Foucault's Pendulum - Comparison With Other Writings

Comparison With Other Writings

Foucault's Pendulum has been called "the thinking person's Da Vinci Code". The parchment that sparks the Plan and its multiple possible interpretations, plays a similar role to the parchments in the Rennes-le-Château story propelled to global prominence by Brown's novel and, earlier, in The Holy Blood and the Holy Grail, from which Brown drew inspiration. Eco's novel, which predated the Brown phenomenon by more than a decade, similarly concerns itself with the Knights Templar, complex conspiracies, secret codes, the Holy Blood conundrum (if mentioned only in passing) and even includes a chase around the monuments of Paris. It does so, however, from a much more critical perspective: it is more a satire on the futility of conspiracy theories and those who believe them, rather than an attempt to proliferate such beliefs.

Asked whether he had read the Brown novel, Eco replied:

I was obliged to read it because everybody was asking me about it. My answer is that Dan Brown is one of the characters in my novel Foucault’s Pendulum, which is about people who start believing in occult stuff.
- But you yourself seem interested in the kabbalah, alchemy and other occult practices explored in the novel.
No. In Foucault’s Pendulum I wrote the grotesque representation of these kind of people. So Dan Brown is one of my creatures.

Eco was himself inspired by the great Argentine writer Jorge Luis Borges, in particular the latter's renowned short story "Tlön, Uqbar, Orbis Tertius". Eco's earlier best-seller The Name of the Rose was similarly indebted to Borges - this time "The Library of Babel" - as Eco tacitly acknowledges by assigning a key role to a blind monk called Jorge de Burgos, named in homage to the blind Argentine.
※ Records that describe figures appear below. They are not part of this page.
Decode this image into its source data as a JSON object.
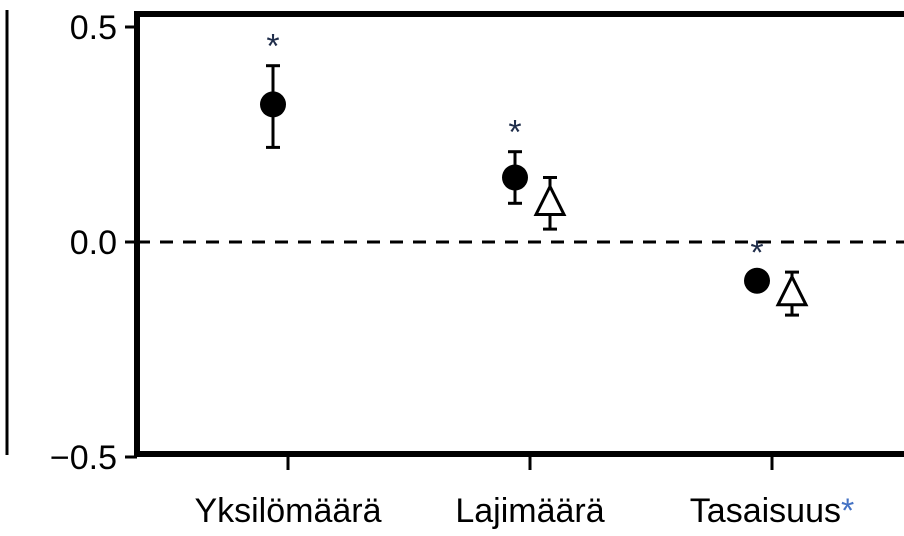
{
  "chart_data": {
    "type": "scatter",
    "title": "",
    "xlabel": "",
    "ylabel": "",
    "ylim": [
      -0.5,
      0.5
    ],
    "yticks": [
      {
        "value": 0.5,
        "label": "0.5"
      },
      {
        "value": 0.0,
        "label": "0.0"
      },
      {
        "value": -0.5,
        "label": "−0.5"
      }
    ],
    "reference_line": {
      "value": 0.0,
      "style": "dashed"
    },
    "categories": [
      {
        "label": "Yksilömäärä",
        "label_asterisk": ""
      },
      {
        "label": "Lajimäärä",
        "label_asterisk": ""
      },
      {
        "label": "Tasaisuus",
        "label_asterisk": "*"
      }
    ],
    "series": [
      {
        "marker": "filled-circle",
        "points": [
          {
            "value": 0.32,
            "ci": [
              0.22,
              0.41
            ],
            "significance": "*"
          },
          {
            "value": 0.15,
            "ci": [
              0.09,
              0.21
            ],
            "significance": "*"
          },
          {
            "value": -0.09,
            "ci": [
              -0.11,
              -0.07
            ],
            "significance": "*"
          }
        ]
      },
      {
        "marker": "open-triangle",
        "points": [
          null,
          {
            "value": 0.09,
            "ci": [
              0.03,
              0.15
            ],
            "significance": ""
          },
          {
            "value": -0.12,
            "ci": [
              -0.17,
              -0.07
            ],
            "significance": ""
          }
        ]
      }
    ],
    "colors": {
      "ink": "#000000",
      "asterisk": "#1f2d4a",
      "label_asterisk": "#4472c4"
    },
    "grid": false,
    "legend": "none"
  }
}
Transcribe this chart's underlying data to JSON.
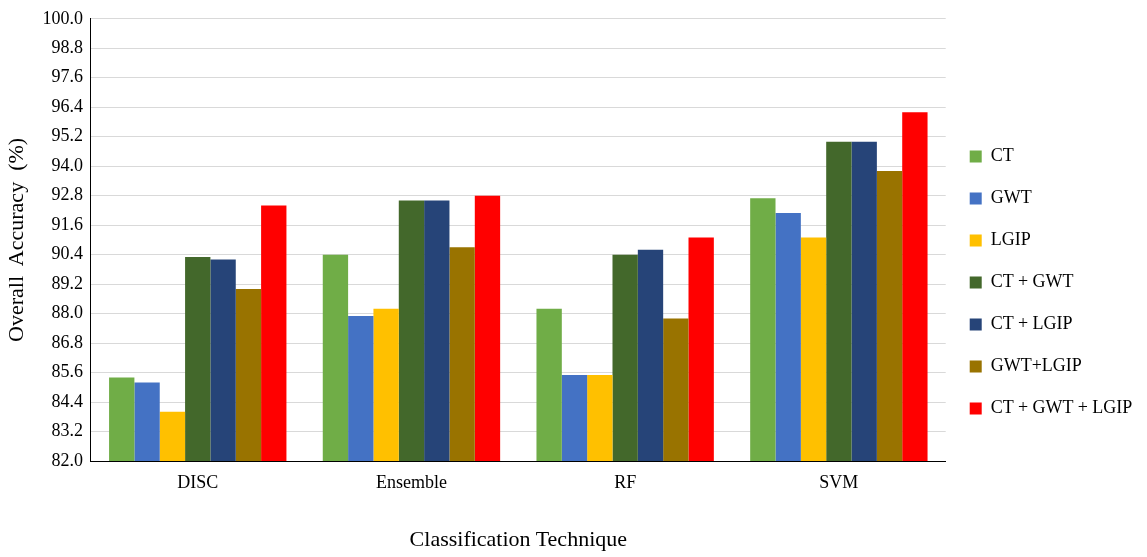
{
  "chart_data": {
    "type": "bar",
    "xlabel": "Classification Technique",
    "ylabel": "Overall  Accuracy  (%)",
    "categories": [
      "DISC",
      "Ensemble",
      "RF",
      "SVM"
    ],
    "series": [
      {
        "name": "CT",
        "color": "#70ad47",
        "values": [
          85.4,
          90.4,
          88.2,
          92.7
        ]
      },
      {
        "name": "GWT",
        "color": "#4472c4",
        "values": [
          85.2,
          87.9,
          85.5,
          92.1
        ]
      },
      {
        "name": "LGIP",
        "color": "#ffc000",
        "values": [
          84.0,
          88.2,
          85.5,
          91.1
        ]
      },
      {
        "name": "CT + GWT",
        "color": "#43682b",
        "values": [
          90.3,
          92.6,
          90.4,
          95.0
        ]
      },
      {
        "name": "CT + LGIP",
        "color": "#264478",
        "values": [
          90.2,
          92.6,
          90.6,
          95.0
        ]
      },
      {
        "name": "GWT+LGIP",
        "color": "#997300",
        "values": [
          89.0,
          90.7,
          87.8,
          93.8
        ]
      },
      {
        "name": "CT + GWT + LGIP",
        "color": "#ff0000",
        "values": [
          92.4,
          92.8,
          91.1,
          96.2
        ]
      }
    ],
    "ylim": [
      82,
      100
    ],
    "yticks": [
      {
        "value": 82,
        "label": "82.0"
      },
      {
        "value": 83.2,
        "label": "83.2"
      },
      {
        "value": 84.4,
        "label": "84.4"
      },
      {
        "value": 85.6,
        "label": "85.6"
      },
      {
        "value": 86.8,
        "label": "86.8"
      },
      {
        "value": 88,
        "label": "88.0"
      },
      {
        "value": 89.2,
        "label": "89.2"
      },
      {
        "value": 90.4,
        "label": "90.4"
      },
      {
        "value": 91.6,
        "label": "91.6"
      },
      {
        "value": 92.8,
        "label": "92.8"
      },
      {
        "value": 94,
        "label": "94.0"
      },
      {
        "value": 95.2,
        "label": "95.2"
      },
      {
        "value": 96.4,
        "label": "96.4"
      },
      {
        "value": 97.6,
        "label": "97.6"
      },
      {
        "value": 98.8,
        "label": "98.8"
      },
      {
        "value": 100,
        "label": "100.0"
      }
    ],
    "grid": "y",
    "legend": "right"
  }
}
Foucault's Pendulum also bears a number of similarities to Eco's own experiences and writing. The character of Belbo was brought up in, and refers to many times, the region of Piedmont in Northern Italy. In an article compiled in Faith In Fakes, Eco refers to his own visit to a Candomblé ceremony in Brazil, reminiscent of the episode in the novel, and also describes a French ethnologist, Roger Bastide who bears resemblance to the character of Agliè.

The American newspaper The Boston Globe claimed that "one can trace a lineage from Robert Anton Wilson's Illuminati trilogy to Umberto Eco's Foucault's Pendulum". The Illuminatus! Trilogy was written thirteen years before Foucault's Pendulum. George Johnson wrote on the similarity of the two books, that "both works were written tongue in cheek, with a high sense of irony."